The earth is our home but the earth is only one of nine planets in our solar system. If the sun is the mother, Mercury, Venus, Mars, Saturn, Uranus, Neptune and Pluto are the siblings.
With around 58 million kilometers, Mercury is the closest planet to the sun, which usually outshines it. Only in the morning or evening twilight there is a chance to see him.
He is between 77 and 222 million kilometers away from us (earth). His surface seems jagged, similar to the moon. With a diameter of 4,480 kilometers, he is only about a third the size of the earth. On the other hand, Mercury is almost as dense because he consists largely of an iron core. The origin of this iron core is still unknown.
Due to his proximity to the sun, Mercury is the leader when it comes to temperature drops. On the day side the thermometer rises quickly to 430 degrees, on the night side it drops to minus 180 degrees. In some deep craters at the north pole there even seems to be water ice.
A Mercury year lasts 88 of our days, while a day on the Mercury lasts 58 days. In two Mercury years, he turns around his own axis three times.
North of the equator lies Caloris Planitia, a circular shallow basin with a diameter of 1340 kilometers. It was probably created by an impact body over 100 kilometers in size. The impact was so violent that several ring waves were thrown up and escaped from the interior of the planet's lava.

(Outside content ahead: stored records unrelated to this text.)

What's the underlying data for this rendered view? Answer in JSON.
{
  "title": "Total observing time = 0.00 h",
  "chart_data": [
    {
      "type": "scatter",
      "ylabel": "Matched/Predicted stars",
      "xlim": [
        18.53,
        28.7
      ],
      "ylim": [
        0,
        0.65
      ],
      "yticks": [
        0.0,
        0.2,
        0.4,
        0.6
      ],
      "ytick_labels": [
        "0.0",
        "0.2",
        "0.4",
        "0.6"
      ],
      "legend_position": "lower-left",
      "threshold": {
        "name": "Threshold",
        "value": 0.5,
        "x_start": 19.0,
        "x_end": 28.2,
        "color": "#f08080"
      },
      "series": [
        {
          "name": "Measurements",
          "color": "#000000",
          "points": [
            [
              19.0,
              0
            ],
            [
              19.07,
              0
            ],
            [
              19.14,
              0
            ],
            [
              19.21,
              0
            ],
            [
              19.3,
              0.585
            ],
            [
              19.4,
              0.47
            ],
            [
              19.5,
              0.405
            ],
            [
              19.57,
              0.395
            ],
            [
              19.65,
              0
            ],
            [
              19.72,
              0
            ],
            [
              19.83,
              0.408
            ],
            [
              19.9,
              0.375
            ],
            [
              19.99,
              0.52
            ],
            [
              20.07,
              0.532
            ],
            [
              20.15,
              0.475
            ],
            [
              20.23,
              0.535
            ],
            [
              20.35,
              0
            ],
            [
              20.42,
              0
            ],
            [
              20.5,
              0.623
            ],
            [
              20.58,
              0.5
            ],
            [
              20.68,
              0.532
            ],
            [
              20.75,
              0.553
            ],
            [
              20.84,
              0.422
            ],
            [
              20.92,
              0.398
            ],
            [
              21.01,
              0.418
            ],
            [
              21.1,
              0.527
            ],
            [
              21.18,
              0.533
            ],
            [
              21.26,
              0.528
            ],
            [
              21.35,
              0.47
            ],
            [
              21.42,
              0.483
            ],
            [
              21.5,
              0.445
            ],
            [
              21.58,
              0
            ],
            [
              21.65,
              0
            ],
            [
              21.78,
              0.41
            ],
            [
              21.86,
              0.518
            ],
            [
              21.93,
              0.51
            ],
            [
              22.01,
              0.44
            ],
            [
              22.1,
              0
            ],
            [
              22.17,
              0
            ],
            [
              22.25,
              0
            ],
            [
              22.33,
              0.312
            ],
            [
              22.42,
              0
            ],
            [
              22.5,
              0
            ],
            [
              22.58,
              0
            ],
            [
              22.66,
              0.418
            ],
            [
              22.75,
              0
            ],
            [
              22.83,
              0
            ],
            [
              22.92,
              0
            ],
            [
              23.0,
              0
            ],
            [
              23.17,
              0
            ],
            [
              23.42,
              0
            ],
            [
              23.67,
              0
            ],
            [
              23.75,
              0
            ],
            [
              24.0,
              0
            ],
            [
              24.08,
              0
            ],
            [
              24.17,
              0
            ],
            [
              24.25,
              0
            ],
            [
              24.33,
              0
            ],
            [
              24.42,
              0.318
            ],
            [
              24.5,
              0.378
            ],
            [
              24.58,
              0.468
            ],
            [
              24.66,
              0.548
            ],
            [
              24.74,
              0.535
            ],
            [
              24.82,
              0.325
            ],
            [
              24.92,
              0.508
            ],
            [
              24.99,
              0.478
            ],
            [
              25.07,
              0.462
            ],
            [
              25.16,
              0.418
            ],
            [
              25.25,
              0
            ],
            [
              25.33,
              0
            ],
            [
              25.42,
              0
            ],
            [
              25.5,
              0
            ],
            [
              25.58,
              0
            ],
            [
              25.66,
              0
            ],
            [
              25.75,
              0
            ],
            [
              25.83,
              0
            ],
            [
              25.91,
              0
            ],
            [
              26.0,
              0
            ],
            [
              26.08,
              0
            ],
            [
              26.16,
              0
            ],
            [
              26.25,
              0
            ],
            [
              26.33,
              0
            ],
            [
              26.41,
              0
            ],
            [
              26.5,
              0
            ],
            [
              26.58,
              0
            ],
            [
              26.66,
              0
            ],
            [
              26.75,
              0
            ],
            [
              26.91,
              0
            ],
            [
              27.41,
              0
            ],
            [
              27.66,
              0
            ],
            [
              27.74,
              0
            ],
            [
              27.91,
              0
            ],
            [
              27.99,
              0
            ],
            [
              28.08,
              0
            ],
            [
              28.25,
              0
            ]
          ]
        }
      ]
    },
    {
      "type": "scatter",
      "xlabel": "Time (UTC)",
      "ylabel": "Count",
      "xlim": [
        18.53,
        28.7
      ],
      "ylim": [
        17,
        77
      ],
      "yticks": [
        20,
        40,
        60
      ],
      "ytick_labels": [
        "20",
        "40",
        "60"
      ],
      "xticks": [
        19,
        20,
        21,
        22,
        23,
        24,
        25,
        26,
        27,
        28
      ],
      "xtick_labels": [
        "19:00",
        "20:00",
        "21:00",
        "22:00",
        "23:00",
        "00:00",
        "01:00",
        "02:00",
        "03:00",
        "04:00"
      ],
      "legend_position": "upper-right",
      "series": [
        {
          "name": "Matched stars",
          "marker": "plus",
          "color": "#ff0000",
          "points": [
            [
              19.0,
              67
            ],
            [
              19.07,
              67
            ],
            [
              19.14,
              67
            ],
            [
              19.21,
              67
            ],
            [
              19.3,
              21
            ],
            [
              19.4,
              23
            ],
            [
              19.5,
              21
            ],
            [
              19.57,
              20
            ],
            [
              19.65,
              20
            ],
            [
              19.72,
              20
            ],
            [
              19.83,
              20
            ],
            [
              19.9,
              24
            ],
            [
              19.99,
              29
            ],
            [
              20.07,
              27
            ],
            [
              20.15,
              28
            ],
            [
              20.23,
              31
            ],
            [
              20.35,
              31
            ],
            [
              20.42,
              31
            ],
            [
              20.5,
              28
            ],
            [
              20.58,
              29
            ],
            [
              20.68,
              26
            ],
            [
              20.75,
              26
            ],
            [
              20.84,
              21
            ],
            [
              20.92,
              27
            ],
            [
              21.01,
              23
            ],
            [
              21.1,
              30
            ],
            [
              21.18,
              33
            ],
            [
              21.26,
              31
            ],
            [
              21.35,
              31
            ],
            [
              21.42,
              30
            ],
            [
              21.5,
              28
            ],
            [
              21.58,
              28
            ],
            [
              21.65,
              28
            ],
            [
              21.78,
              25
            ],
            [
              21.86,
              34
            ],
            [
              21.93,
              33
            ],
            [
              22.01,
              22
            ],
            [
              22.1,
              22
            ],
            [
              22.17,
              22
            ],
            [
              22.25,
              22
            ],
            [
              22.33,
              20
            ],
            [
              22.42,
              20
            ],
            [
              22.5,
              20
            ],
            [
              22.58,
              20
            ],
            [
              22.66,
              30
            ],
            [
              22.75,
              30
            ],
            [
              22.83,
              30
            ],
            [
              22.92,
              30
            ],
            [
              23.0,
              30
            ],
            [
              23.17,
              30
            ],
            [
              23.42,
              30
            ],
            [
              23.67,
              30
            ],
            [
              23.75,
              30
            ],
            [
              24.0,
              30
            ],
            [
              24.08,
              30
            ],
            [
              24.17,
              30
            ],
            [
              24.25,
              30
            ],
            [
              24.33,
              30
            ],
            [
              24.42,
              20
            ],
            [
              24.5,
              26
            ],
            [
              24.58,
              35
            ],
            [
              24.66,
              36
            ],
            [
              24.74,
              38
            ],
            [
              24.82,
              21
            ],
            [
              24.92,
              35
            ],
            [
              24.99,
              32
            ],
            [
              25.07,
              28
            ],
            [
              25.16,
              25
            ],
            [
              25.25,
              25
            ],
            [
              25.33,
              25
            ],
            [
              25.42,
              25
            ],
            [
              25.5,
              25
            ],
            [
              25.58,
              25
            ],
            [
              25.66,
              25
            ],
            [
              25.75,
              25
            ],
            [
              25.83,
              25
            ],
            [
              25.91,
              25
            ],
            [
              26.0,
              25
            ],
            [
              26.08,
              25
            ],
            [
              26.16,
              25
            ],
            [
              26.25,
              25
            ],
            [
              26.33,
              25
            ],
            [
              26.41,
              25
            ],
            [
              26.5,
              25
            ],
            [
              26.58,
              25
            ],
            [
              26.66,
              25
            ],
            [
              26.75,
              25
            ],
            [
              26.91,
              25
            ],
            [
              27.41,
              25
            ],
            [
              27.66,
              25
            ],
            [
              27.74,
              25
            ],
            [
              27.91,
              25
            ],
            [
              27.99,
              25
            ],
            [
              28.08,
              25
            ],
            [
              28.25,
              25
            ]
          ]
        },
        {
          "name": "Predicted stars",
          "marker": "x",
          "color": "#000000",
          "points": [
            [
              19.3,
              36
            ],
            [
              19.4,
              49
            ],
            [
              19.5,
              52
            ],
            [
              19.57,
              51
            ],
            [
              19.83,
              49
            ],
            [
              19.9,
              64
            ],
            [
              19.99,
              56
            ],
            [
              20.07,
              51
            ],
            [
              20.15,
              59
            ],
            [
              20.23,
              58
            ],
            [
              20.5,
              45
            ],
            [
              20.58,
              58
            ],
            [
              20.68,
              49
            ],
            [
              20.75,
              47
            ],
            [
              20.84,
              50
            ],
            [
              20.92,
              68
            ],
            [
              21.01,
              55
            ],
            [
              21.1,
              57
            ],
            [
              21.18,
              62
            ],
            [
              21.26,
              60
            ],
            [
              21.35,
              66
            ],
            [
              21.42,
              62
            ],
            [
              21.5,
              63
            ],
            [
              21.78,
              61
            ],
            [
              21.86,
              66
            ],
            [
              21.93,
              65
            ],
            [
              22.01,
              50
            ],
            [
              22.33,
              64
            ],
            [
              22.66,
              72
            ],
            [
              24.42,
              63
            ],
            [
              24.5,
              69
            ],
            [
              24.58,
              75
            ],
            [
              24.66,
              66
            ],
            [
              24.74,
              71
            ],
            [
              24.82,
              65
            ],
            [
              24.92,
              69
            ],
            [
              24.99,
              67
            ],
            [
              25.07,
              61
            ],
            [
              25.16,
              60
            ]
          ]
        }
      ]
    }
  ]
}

The inside of the basin has been filled by the magma from the depth. The basin is bounded by the Caloris Montis, an irregular and one kilometer high mountain chain.
The surface of Mercury is also criss-crossed by slopes several hundred kilometers long and up to two kilometers high. They run in gentle meanders through flats and craters. They were probably formed when the entire planet shrank, and the radius decreased by an estimated two kilometers. The cause is the cooling of the planet, following the hot phase of its formation when it was subjected to a violent bombardment by asteroids.
Another theory assumes that the sun is responsible for the embankments. When Mercury was slowed down to today's rotation period and shrank, our central star on the planet pulled and tugged.